As precautionary measure to the ultimatum, So and former Congressman Mark Cojuangco donated P400 thousand and P1 million, respectively, for the immediate repair of the BCS where doors, ceilings, iron grills, black boards, chairs, and other parts of the building were vandalized and pillaged with impunity by thieves.
The stashing of properties ensued because the former principal Danilo Lopez and the local government unit here did not put any security guard.
So, chairman also of the Abono Party-list, said he got a pledge of 2000 arm chairs and 50 teachers' tables from different individuals and organizations in the country for the bellied out school.

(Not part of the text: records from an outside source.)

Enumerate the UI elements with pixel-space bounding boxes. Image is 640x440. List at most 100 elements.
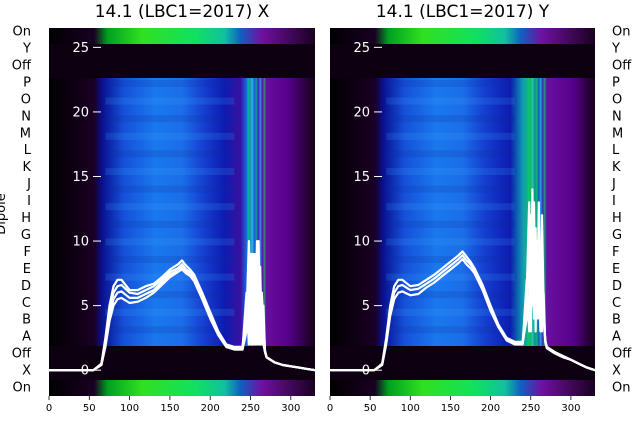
dipole-label: P: [23, 75, 31, 90]
dipole-label: L: [612, 143, 620, 158]
dipole-label: K: [22, 160, 31, 175]
dipole-label: J: [611, 177, 616, 192]
dipole-label: O: [21, 92, 31, 107]
heatmap-streak: [263, 78, 266, 346]
dipole-label: N: [612, 109, 622, 124]
y-tick-label: 20: [72, 105, 89, 120]
dipole-label: O: [612, 92, 622, 107]
heatmap-band: [105, 308, 235, 316]
dipole-label: X: [22, 364, 31, 379]
heatmap-band: [386, 238, 515, 246]
dipole-label: On: [13, 381, 31, 396]
chart-title: 14.1 (LBC1=2017) X: [95, 2, 270, 22]
y-tick-label: 5: [81, 299, 89, 314]
dipole-label: I: [27, 194, 31, 209]
dipole-label: E: [23, 262, 31, 277]
heatmap-row-on-bottom: [330, 380, 595, 396]
heatmap-band: [105, 115, 235, 123]
chart-title: 14.1 (LBC1=2017) Y: [376, 2, 550, 22]
x-tick-label: 0: [46, 403, 52, 414]
y-tick-label: 10: [72, 235, 89, 250]
heatmap-band: [386, 132, 515, 140]
dipole-label: Off: [12, 58, 32, 73]
dipole-label: On: [13, 25, 31, 40]
heatmap-band: [386, 273, 515, 281]
heatmap-band: [105, 220, 235, 228]
heatmap-streak: [255, 78, 258, 346]
heatmap-streak: [251, 78, 254, 346]
x-tick-label: 150: [441, 403, 460, 414]
dipole-label: J: [26, 177, 31, 192]
y-axis-label: Dipole: [0, 193, 9, 234]
dipole-label: B: [612, 313, 621, 328]
y-tick-label: 25: [72, 41, 89, 56]
x-tick-label: 250: [521, 403, 540, 414]
heatmap-band: [105, 132, 235, 140]
heatmap-band: [105, 80, 235, 87]
x-tick-label: 250: [241, 403, 260, 414]
y-tick-label: 10: [353, 235, 370, 250]
heatmap-body: [49, 28, 315, 396]
heatmap-band: [105, 168, 235, 175]
heatmap-band: [386, 326, 515, 334]
heatmap-band: [386, 203, 515, 211]
heatmap-streak: [535, 78, 538, 346]
heatmap-band: [105, 203, 235, 211]
heatmap-band: [386, 115, 515, 123]
heatmap-band: [105, 326, 235, 334]
heatmap-streak: [247, 78, 250, 346]
dipole-label: B: [22, 313, 31, 328]
dipole-label: C: [612, 296, 621, 311]
dipole-label: K: [612, 160, 621, 175]
heatmap-streak: [259, 78, 262, 346]
dipole-label: E: [612, 262, 620, 277]
dipole-label: G: [21, 228, 31, 243]
x-tick-label: 100: [401, 403, 420, 414]
overlay-series-line: [49, 252, 316, 372]
x-tick-label: 50: [83, 403, 96, 414]
y-tick-label: 15: [353, 170, 370, 185]
x-tick-label: 150: [160, 403, 179, 414]
dipole-label: Off: [612, 58, 632, 73]
dipole-label: I: [612, 194, 616, 209]
heatmap-band: [386, 220, 515, 228]
dipole-label: On: [612, 25, 630, 40]
x-tick-label: 50: [364, 403, 377, 414]
x-tick-label: 300: [561, 403, 580, 414]
heatmap-band: [386, 97, 515, 105]
dipole-label: N: [21, 109, 31, 124]
dipole-label: P: [612, 75, 620, 90]
heatmap-band: [386, 256, 515, 263]
dipole-label: Off: [612, 347, 632, 362]
heatmap-streak: [543, 78, 546, 346]
heatmap-band: [105, 256, 235, 263]
heatmap-row-off-bottom: [49, 346, 315, 380]
heatmap-streak: [539, 78, 542, 346]
heatmap-row-on-bottom: [49, 380, 315, 396]
dipole-label: L: [24, 143, 32, 158]
y-tick-label: 15: [72, 170, 89, 185]
x-tick-label: 200: [481, 403, 500, 414]
heatmap-band: [105, 238, 235, 246]
dipole-label: C: [22, 296, 31, 311]
heatmap-band: [386, 150, 515, 158]
heatmap-row-off-top: [330, 44, 595, 78]
dipole-label: A: [612, 330, 621, 345]
dipole-label: D: [612, 279, 622, 294]
dipole-label: Y: [611, 42, 620, 57]
dipole-label: G: [612, 228, 622, 243]
heatmap-row-on-top: [49, 28, 315, 44]
heatmap-body: [330, 28, 595, 396]
dipole-label: M: [612, 126, 623, 141]
dipole-label: A: [22, 330, 31, 345]
dipole-label: H: [612, 211, 622, 226]
dipole-label: D: [21, 279, 31, 294]
dipole-label: Y: [22, 42, 31, 57]
heatmap-row-off-top: [49, 44, 315, 78]
x-tick-label: 0: [327, 403, 333, 414]
heatmap-band: [105, 97, 235, 105]
dipole-label: H: [21, 211, 31, 226]
dipole-label: Off: [12, 347, 32, 362]
y-tick-label: 20: [353, 105, 370, 120]
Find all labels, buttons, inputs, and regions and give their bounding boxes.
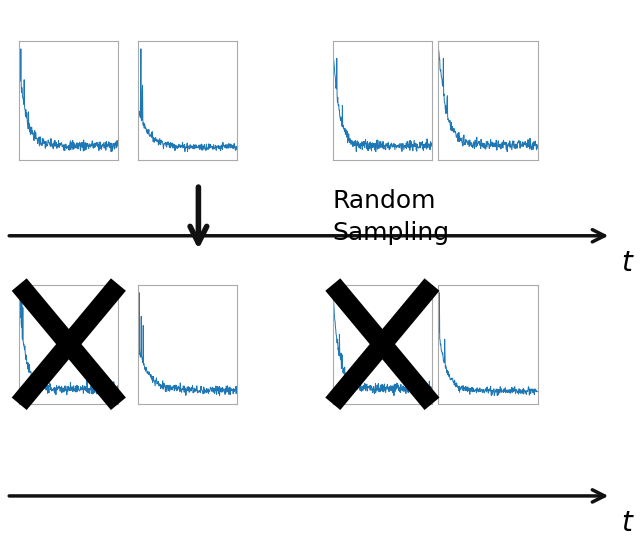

He said that incase Chua, owner of the chains of 168 malls in Pangasinan, is found as an illegal alien, the contract the latter and the officialdom here have been cooking would be null and void if they both signed it.
The BCS’s American era Gabaldon Building had been gutted by fire in a mysterious way last June 2012.
Camacho and the Council said the place would be converted to a central terminal and a mall owned by Chua.
But Alcantara told media men that another interest of government officials is the Japanese treasures buried underneath the 3.1 hectares land.